- 1 stick (4 ounces) unsalted butter, at room temperature
- 1 1/3 cups packed light brown sugar
- 2 large eggs, at room temperature
- 1/3 cup pure maple syrup
- 2 1/2 cups cake flour
- 1 1/2 teaspoons cinnamon
- 1 teaspoon baking powder
- 1 teaspoon baking soda
- 1 teaspoon ground allspice
- 3/4 teaspoon ground ginger
- 1/2 teaspoon salt
- 1 cup buttermilk
- 2/3 cup sugar
- 2 1/2 cups cold heavy cream
- 2 tablespoons confectioners' sugar
- Assemble the cake Preheat the oven to 350°. Line the bottom of two 8-by-2-inch round cake pans with wax paper and grease the paper thoroughly.
- In a large bowl, using an electric mixer, cream the butter with the brown sugar until fluffy. Add the eggs one at a time, beating well after each addition. Beat in the maple syrup.

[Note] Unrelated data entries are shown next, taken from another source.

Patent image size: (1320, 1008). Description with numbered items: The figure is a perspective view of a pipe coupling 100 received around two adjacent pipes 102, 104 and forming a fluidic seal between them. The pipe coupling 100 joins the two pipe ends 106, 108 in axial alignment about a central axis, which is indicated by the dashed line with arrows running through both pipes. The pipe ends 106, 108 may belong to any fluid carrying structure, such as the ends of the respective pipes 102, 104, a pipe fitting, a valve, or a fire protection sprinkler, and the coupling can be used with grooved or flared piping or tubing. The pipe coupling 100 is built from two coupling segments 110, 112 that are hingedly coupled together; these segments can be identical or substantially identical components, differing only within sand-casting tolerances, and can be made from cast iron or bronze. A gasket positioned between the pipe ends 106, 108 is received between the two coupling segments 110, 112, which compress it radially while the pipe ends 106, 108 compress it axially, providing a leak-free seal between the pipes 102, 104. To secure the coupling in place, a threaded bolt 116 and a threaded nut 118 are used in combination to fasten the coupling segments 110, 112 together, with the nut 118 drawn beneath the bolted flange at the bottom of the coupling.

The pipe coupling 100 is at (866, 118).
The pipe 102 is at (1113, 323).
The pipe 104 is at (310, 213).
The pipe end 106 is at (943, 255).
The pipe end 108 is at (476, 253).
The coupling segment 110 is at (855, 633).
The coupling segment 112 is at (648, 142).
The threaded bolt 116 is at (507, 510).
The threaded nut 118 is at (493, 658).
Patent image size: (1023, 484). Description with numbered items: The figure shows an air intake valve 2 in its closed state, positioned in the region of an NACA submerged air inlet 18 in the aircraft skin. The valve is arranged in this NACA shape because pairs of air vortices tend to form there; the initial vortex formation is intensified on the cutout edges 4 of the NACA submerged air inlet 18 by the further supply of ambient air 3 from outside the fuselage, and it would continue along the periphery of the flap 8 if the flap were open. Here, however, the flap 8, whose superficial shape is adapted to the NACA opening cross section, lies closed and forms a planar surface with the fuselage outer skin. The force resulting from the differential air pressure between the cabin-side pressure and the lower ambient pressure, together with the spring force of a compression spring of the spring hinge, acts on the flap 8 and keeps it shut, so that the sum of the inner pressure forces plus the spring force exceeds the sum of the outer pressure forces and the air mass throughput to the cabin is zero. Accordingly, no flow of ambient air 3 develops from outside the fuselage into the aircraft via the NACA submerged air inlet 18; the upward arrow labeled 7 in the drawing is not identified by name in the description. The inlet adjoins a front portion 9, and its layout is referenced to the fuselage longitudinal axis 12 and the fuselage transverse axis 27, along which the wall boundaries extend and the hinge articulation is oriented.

- In a medium bowl, whisk the cake flour with the cinnamon, baking powder, baking soda, allspice, ginger and salt. Mix the dry ingredients into the batter in three additions, alternating with the buttermilk.
- Scrape the batter into the prepared pans and smooth the top. Bake the cakes in the bottom third of the oven for about 35 minutes, or until a cake tester inserted in the center comes out clean. Let the cakes cool for 15 minutes, then remove the cakes from the pans, peel off the wax paper and place right side up on racks to cool completely.
- In a medium saucepan, combine the sugar and 3 tablespoons of water. Bring to a boil over moderately high heat, brushing down the sides of the pan with a wet pastry brush. Let the syrup boil until it turns a medium amber color, about 5 minutes; swirl the pan gently to blend the color. Remove from the heat and carefully pour in 1/2 cup of the cream; stand back to avoid splatters. Stir with a wooden spoon until blended and smooth. Let cool completely.
- Beat the remaining 2 cups cream with the confectioners' sugar until firm. Fold 1/2 cup of the caramel into the cream in two additions.
- Place one cake layer right side up on a cake platter. Spread 1 cup of the caramel cream on top. Cover with the second cake layer, bottom side up. Spread the sides and top of the cake with the remaining caramel cream. Drizzle the remaining caramel in zigzags over the top of the cake. To serve, slice gently with a serrated cake knife.
The cakes can be baked 1 day ahead; wrapped in plastic and stored at room temperature. The caramel can be kept at room temperature for up to 4 hours. The assembled cake can be refrigerated for up to 3 hours.